With this structure, the area of the vent hole is made as large as possible at the vent hole. This can efficiently exhaust the air in the cleaning tank. As a result, the drying step can be performed more efficiently.

In addition, the communication part of the dish washing machine of the present invention preferably further includes a2 nd communication passage for guiding air outside the washing tub, and the 2 nd blower fan is provided in the communication passage or the 2 nd communication passage. In the drying step, the control unit controls the 2 nd blower fan so as to blow air to the communication passage or the 2 nd communication passage.

With this configuration, when the drying step is performed, the air is blown by the 2 nd air blower fan, and the communicating portion functions as a drying device. Thus, the object to be cleaned can be efficiently dried, and the drying time can be shortened.

Claims (8)

1. A dish washing machine, wherein,

The dish washing machine includes:

A main body;

A dish basket for accommodating objects to be washed;

a washing tub provided in the main body for accommodating the cutlery basket;

a cleaning device for cleaning the object to be cleaned;

a communication part for communicating the interior of the cleaning tank with the exterior of the main body;

an air supply device for blowing air outside the cleaning tank;

an exhaust port provided on a front surface of the main body; and

A control unit that performs at least one of a cleaning step, a rinsing step, and a drying step during a cleaning operation,

The communication portion has:

a communication path that communicates the inside of the cleaning tank with the outside of the main body; and

A vent opening on an outer side of the communication passage which is the main body,

The air supply device comprises:

An air supply passage and an air supply fan for guiding air outside the cleaning tank; and

A blow-out port which is an outlet of the air supply passage,

The air-blowing fan is disposed above the air-blowing port, and configured to blow air from the upper air-blowing fan to the lower air-blowing port via the air-blowing passage,

The air vent at the lower stage and the air outlet at the upper stage are adjacent to each other via a partition wall to form the air outlet, and the partition wall is provided at a position retreating from the front end of the air outlet.

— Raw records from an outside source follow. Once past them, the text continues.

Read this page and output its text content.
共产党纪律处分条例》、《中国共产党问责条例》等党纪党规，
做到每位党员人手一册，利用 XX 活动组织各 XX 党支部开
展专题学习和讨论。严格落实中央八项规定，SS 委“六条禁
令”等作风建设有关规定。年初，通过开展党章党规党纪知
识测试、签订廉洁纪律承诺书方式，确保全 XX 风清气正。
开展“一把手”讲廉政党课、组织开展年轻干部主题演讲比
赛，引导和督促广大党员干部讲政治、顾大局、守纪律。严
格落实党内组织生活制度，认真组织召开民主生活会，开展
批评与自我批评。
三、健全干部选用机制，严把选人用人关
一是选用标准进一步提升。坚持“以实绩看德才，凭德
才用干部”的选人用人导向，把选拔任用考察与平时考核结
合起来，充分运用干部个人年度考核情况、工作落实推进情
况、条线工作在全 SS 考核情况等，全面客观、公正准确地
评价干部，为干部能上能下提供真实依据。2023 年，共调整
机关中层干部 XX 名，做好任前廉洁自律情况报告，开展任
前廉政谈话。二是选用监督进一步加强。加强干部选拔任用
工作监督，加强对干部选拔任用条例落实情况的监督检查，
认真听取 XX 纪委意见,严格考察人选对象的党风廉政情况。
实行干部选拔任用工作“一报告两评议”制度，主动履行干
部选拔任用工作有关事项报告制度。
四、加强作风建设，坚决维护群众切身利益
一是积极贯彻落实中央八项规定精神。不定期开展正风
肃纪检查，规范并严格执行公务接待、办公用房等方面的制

2. The dish washing machine as claimed in claim 1, wherein,

The front end of the partition wall is set at a position which retreats backward by a size of 2mm or more and 8mm or less from the front end of the exhaust port.

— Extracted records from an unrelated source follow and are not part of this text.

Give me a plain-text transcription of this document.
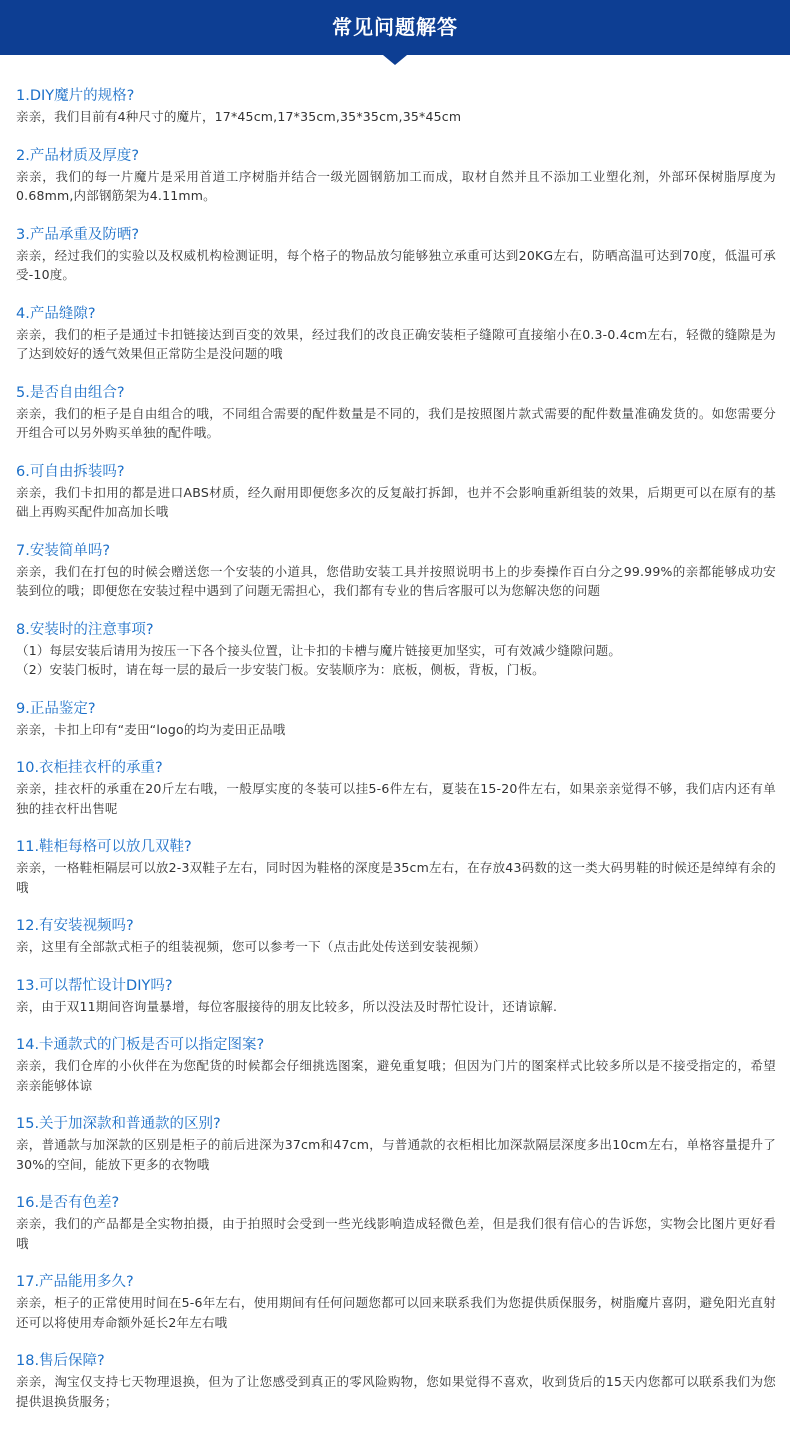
常见问题解答
1.DIY魔片的规格?

亲亲，我们目前有4种尺寸的魔片，17*45cm,17*35cm,35*35cm,35*45cm

2.产品材质及厚度?

亲亲，我们的每一片魔片是采用首道工序树脂并结合一级光圆钢筋加工而成，取材自然并且不添加工业塑化剂，外部环保树脂厚度为0.68mm,内部钢筋架为4.11mm。

3.产品承重及防晒?

亲亲，经过我们的实验以及权威机构检测证明，每个格子的物品放匀能够独立承重可达到20KG左右，防晒高温可达到70度，低温可承受-10度。

4.产品缝隙?

亲亲，我们的柜子是通过卡扣链接达到百变的效果，经过我们的改良正确安装柜子缝隙可直接缩小在0.3-0.4cm左右，轻微的缝隙是为了达到姣好的透气效果但正常防尘是没问题的哦

5.是否自由组合?

亲亲，我们的柜子是自由组合的哦，不同组合需要的配件数量是不同的，我们是按照图片款式需要的配件数量准确发货的。如您需要分开组合可以另外购买单独的配件哦。

6.可自由拆装吗?

亲亲，我们卡扣用的都是进口ABS材质，经久耐用即便您多次的反复敲打拆卸，也并不会影响重新组装的效果，后期更可以在原有的基础上再购买配件加高加长哦

7.安装简单吗?

亲亲，我们在打包的时候会赠送您一个安装的小道具，您借助安装工具并按照说明书上的步奏操作百白分之99.99%的亲都能够成功安装到位的哦；即便您在安装过程中遇到了问题无需担心，我们都有专业的售后客服可以为您解决您的问题

8.安装时的注意事项?

（1）每层安装后请用为按压一下各个接头位置，让卡扣的卡槽与魔片链接更加坚实，可有效减少缝隙问题。

（2）安装门板时，请在每一层的最后一步安装门板。安装顺序为：底板，侧板，背板，门板。

9.正品鉴定?

亲亲，卡扣上印有“麦田“logo的均为麦田正品哦

10.衣柜挂衣杆的承重?

亲亲，挂衣杆的承重在20斤左右哦，一般厚实度的冬装可以挂5-6件左右，夏装在15-20件左右，如果亲亲觉得不够，我们店内还有单独的挂衣杆出售呢

11.鞋柜每格可以放几双鞋?

亲亲，一格鞋柜隔层可以放2-3双鞋子左右，同时因为鞋格的深度是35cm左右，在存放43码数的这一类大码男鞋的时候还是绰绰有余的哦

12.有安装视频吗?

亲，这里有全部款式柜子的组装视频，您可以参考一下（点击此处传送到安装视频）

13.可以帮忙设计DIY吗?

亲，由于双11期间咨询量暴增，每位客服接待的朋友比较多，所以没法及时帮忙设计，还请谅解.

14.卡通款式的门板是否可以指定图案?

亲亲，我们仓库的小伙伴在为您配货的时候都会仔细挑选图案，避免重复哦；但因为门片的图案样式比较多所以是不接受指定的，希望亲亲能够体谅

15.关于加深款和普通款的区别?

亲，普通款与加深款的区别是柜子的前后进深为37cm和47cm，与普通款的衣柜相比加深款隔层深度多出10cm左右，单格容量提升了30%的空间，能放下更多的衣物哦

16.是否有色差?

亲亲，我们的产品都是全实物拍摄，由于拍照时会受到一些光线影响造成轻微色差，但是我们很有信心的告诉您，实物会比图片更好看哦

17.产品能用多久?

亲亲，柜子的正常使用时间在5-6年左右，使用期间有任何问题您都可以回来联系我们为您提供质保服务，树脂魔片喜阴，避免阳光直射还可以将使用寿命额外延长2年左右哦

18.售后保障?

亲亲，淘宝仅支持七天物理退换，但为了让您感受到真正的零风险购物，您如果觉得不喜欢，收到货后的15天内您都可以联系我们为您提供退换货服务；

3. The dish washing machine as claimed in claim 1, wherein,

The front end of the partition wall is set at a position which is backward moved from the front end of the air outlet by a height dimension of 40% to 160% of the height dimension of the air outlet.

4. The dish washing machine as claimed in claim 1, wherein,

The lateral width dimension of the vent is formed to be the same as or smaller than the lateral width dimension of the blowout port.

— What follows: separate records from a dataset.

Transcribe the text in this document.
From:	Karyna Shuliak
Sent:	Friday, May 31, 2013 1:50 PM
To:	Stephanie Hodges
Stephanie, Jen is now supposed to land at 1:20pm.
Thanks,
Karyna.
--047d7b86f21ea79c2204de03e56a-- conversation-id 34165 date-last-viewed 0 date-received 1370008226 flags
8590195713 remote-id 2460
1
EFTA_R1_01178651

5. The dish washing machine as claimed in claim 1, wherein,

The air supply device is arranged on the inner side of a door for opening and closing the front surface of the main body,

The air supply passage is formed so that at least a part thereof is in close contact with a contour of the main body that is in contact with the outside air or a contour of the main body that is in contact with the outside air.

6. The dish washing machine as claimed in claim 1, wherein,

The exhaust port includes 1 or more ribs formed in a direction crossing the partition wall.

7. The dish washing machine as claimed in claim 1, wherein,

The height of the air outlet is set to be lower than the height of the air vent, so that the opening area of the air outlet is set to be smaller than the opening area of the air vent.

8. The dish washing machine as claimed in claim 1, wherein,

The communication part further has a2 nd communication passage for guiding air outside the cleaning tank,

The 2 nd air supply fan is arranged in the communication passage or the 2 nd communication passage,

The control unit controls the 2 nd air-sending fan so as to send air to the communication passage or the 2 nd communication passage in the drying step.